I'm at home, monitoring my cellphone for new emails. My desktop computer has this article that I'm working on deadline and I'm reading PDF documents from last night's council meeting on my tablet.
All the while, my television is on, to make sure I'm not scooped by the local news station.
New research says I'm risking my health, and I'm not alone.
The Chartered Society of Physiotherapy's new report has concluded what many of us have already known for quite some time – people have become "screen slaves."
We are working longer hours, in our commutes and at home.
But the main concern by the society is the poor posture in these environments that could lead to back and neck pain.
"An online survey of 2,010 office workers by the society found that nearly two-thirds of those questioned continued working outside office hours," BBC News recently reported.

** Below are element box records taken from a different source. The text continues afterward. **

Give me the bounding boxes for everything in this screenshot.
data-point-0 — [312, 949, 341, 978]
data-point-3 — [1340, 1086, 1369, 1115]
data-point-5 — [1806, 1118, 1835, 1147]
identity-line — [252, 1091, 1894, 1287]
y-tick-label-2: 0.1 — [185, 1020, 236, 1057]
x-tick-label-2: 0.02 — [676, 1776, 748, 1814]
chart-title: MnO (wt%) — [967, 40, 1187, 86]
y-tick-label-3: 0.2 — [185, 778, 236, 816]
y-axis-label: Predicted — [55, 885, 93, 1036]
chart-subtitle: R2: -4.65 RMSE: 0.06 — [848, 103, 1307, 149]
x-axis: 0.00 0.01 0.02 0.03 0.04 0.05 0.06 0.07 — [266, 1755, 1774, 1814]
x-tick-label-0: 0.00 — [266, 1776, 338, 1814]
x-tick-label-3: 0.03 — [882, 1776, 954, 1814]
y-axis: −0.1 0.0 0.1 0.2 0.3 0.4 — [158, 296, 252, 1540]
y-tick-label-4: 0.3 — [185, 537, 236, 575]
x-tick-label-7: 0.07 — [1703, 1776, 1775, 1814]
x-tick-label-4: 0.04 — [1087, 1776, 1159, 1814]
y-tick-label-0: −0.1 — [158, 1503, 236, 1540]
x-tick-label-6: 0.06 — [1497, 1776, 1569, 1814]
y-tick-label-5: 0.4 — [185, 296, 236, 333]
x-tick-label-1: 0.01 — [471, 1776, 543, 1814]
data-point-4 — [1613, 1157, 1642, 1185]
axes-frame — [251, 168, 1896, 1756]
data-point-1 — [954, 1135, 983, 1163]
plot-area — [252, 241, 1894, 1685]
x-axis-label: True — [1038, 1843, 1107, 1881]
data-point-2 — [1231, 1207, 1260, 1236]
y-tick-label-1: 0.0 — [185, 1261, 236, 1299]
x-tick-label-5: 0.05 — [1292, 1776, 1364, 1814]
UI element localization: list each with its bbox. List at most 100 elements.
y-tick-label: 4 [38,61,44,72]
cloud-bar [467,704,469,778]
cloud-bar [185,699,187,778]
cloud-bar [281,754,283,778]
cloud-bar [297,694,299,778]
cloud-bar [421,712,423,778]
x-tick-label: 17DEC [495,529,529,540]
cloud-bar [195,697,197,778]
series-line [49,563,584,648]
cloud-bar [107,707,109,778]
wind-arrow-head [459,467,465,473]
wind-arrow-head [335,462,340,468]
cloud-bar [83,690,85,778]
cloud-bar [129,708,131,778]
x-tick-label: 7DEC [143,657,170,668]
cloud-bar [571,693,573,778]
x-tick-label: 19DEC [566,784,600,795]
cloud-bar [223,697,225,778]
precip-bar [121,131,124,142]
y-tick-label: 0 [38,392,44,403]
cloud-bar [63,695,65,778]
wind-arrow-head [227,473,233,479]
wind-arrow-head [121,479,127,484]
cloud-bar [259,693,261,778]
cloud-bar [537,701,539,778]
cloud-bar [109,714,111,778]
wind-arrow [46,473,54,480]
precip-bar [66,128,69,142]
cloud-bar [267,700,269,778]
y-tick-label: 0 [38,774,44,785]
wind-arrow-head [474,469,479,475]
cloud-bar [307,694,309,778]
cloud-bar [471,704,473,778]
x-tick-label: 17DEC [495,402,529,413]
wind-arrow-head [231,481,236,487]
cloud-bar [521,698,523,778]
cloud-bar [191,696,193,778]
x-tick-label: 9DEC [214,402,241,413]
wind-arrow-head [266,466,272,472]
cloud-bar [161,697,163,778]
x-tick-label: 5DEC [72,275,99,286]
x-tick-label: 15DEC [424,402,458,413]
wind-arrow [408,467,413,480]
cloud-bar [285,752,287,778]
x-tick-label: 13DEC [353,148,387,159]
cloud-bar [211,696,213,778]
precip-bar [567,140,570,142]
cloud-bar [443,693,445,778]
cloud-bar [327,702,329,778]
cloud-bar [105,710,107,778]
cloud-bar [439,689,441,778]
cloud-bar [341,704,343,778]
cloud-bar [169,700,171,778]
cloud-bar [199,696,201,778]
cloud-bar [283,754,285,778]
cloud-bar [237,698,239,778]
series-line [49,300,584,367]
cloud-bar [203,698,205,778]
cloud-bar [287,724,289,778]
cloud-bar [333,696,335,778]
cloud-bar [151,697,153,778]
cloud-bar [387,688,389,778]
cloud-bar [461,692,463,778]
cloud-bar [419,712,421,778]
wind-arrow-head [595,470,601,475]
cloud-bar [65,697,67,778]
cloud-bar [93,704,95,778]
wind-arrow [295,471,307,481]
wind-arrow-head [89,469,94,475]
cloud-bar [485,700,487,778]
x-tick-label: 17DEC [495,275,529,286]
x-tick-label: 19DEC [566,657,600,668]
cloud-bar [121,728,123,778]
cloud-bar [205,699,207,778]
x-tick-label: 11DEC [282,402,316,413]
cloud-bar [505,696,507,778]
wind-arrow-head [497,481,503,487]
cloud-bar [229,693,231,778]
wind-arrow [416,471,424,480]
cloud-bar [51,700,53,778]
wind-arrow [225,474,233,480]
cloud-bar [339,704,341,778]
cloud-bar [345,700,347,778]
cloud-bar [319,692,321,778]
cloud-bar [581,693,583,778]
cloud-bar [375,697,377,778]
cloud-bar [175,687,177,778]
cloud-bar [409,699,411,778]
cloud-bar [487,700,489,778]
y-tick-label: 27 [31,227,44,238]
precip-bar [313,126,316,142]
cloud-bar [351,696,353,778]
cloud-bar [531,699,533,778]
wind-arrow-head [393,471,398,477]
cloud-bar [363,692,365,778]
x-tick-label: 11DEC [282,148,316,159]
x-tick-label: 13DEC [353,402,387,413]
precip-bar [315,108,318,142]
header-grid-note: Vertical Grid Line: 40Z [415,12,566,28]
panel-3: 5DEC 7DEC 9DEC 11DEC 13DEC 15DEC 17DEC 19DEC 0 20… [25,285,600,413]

I may even be above the average of two hours of extra screen time each day.
"While doing a bit of extra work at home may seem like a good short-term fix, if it becomes a regular part of your evening routine, then it can lead to problems such as back and neck pain, as well as stress-related illness," said Dr. Helena Johnson, chairwoman for the Chartered Society of Physiotherapy.
"This is especially the case if you're using handheld devices and not thinking about your posture," she said.
Poor posture and stress have long been associated with illness. I guess the only thing to do is start turning off the screens. I've got at least four to get to right now.